After completing my MBA specializing in marketing, I began my career in advertising. I worked with some of the leading ad-agencies such as Leo Burnett and Saatchi & Saatchi. This was before digital marketing was even a thing, but not in the ‘Mad Men’ sort of way :)
Believe it or not, the creative ad-agencies were a bit too straight-jacketed for my liking. Therefore, I decided to quit the ad-world and join an ed-tech startup. The startup allowed me to wear multiple hats which I enjoyed, but most of my work was around marketing and product development. The three years at the startup were a crash course in various stages of product lifecycle and management, and I was hungry for more.
After learning the ropes of digital and content marketing at the startup, I went on to join the digital marketing team of a fast growing Indian university. The marketing budgets were huge when compared to the startup and we ended up running campaigns in over ten countries. This helped me gain an understanding of scaling and growth.
One of the target countries for the University campaigns was Nigeria. Having read about Nigeria’s potential to become a digital economy and leapfrogging its way in digital transformation certainly made me curious about the place.
The first year was tough! What was I thinking starting an agency in Nigeria? I didn’t have any network, or many friends at the time. However, my content marketing skills proved vital in getting me a foot in the door at right places.

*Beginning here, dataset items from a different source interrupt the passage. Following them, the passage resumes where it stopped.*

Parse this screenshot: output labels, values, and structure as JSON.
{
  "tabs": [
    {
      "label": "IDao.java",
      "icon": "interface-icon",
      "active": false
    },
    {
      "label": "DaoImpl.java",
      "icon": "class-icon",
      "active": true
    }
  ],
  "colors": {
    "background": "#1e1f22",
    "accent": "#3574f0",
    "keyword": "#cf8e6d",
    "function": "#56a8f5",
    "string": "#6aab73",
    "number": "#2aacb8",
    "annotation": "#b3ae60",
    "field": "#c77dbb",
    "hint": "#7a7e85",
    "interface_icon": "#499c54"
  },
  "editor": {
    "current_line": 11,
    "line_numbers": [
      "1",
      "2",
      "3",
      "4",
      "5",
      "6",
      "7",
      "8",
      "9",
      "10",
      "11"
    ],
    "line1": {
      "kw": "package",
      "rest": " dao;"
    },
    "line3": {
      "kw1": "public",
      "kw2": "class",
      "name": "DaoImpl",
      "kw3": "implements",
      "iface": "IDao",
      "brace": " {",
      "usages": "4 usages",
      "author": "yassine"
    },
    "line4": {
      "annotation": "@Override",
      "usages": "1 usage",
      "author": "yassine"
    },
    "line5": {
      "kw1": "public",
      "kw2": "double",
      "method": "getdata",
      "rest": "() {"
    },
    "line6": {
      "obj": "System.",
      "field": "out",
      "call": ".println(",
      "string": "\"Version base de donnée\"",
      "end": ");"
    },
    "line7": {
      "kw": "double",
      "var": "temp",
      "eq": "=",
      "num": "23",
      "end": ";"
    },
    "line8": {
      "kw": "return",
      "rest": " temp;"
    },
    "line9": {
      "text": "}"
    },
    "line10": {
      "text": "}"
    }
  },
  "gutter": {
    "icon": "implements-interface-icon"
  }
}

I started a photography blog showcasing the energy and vibrancy of Nigeria, and in a few months everyone was talking about it, including the Guardian. (Insert link). The backlinks and hustle paid off eventually, and my first client was a fast growing Nigerian Bank.

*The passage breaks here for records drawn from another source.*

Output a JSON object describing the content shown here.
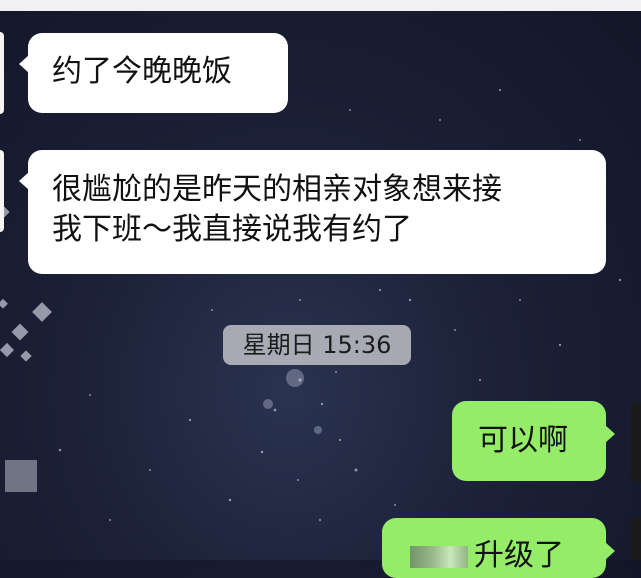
{
  "chat": {
    "messages": [
      {
        "side": "left",
        "text": "约了今晚晚饭"
      },
      {
        "side": "left",
        "lines": [
          "很尴尬的是昨天的相亲对象想来接",
          "我下班～我直接说我有约了"
        ]
      },
      {
        "side": "right",
        "text": "可以啊"
      },
      {
        "side": "right",
        "text": "升级了"
      }
    ],
    "timestamp": "星期日 15:36"
  },
  "colors": {
    "incoming_bubble": "#ffffff",
    "outgoing_bubble": "#95ec69",
    "background": "#1b2036"
  }
}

There was just no looking back from there. To keep up with the demand for web development related work, I had to set up a back-office in India. Initially, it was a challenge to manage things remotely because of the time zones and several projects running in parallel, but I quickly learnt about systems and checklists. This fuelled growth, leading to more referral work with some of Nigeria’s top businesses and non-profits.
I absolutely loved my time in Nigeria, but the constant devaluation of the Nigerian currency was making it challenging to stay afloat. In 2017, I visited Toronto to see some friends (and Niagara Falls of-course), and really loved the city. And finally, in April 2019 when it was time to say goodbye to (sunny and warm) Lagos, I chose Toronto. The emerging tech-sector and the stable Canadian economy played a really important role in my decision making.

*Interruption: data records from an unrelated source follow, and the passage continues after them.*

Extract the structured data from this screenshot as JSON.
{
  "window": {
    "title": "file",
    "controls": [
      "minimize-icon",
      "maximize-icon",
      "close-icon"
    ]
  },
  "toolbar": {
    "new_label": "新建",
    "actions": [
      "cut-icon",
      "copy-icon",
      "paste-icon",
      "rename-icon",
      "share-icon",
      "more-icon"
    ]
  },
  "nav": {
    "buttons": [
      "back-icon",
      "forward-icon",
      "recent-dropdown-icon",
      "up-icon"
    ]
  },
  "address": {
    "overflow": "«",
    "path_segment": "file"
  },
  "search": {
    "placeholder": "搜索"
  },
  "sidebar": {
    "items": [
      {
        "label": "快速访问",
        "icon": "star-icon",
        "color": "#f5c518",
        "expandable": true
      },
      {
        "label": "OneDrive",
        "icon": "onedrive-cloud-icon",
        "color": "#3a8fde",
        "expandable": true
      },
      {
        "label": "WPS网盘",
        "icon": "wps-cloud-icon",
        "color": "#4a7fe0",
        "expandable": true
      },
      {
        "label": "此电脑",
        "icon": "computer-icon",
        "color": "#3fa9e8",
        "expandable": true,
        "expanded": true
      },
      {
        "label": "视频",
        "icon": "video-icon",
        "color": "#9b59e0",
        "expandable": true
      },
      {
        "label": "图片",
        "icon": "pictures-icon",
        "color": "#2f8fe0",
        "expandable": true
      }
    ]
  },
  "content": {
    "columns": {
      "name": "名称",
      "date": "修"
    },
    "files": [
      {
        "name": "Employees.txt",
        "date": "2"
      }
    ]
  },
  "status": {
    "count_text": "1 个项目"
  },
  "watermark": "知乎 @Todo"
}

After settling in Toronto’s lovely mid-town neighbourhood, I enrolled in a full-time UX Diploma course. This was an outstanding experience which brought me a step closer to my career goals. After the course was completed, I continued to consult with businesses on their digital journey.
The sum is certainly greater (and fulfilling) than the parts when it comes to life experiences. My interaction with different cultures in several countries has shaped me into a human of the world.
Photography has been a serious hobby of mine since 2003, and some of my pictures have been published in world's leading publications.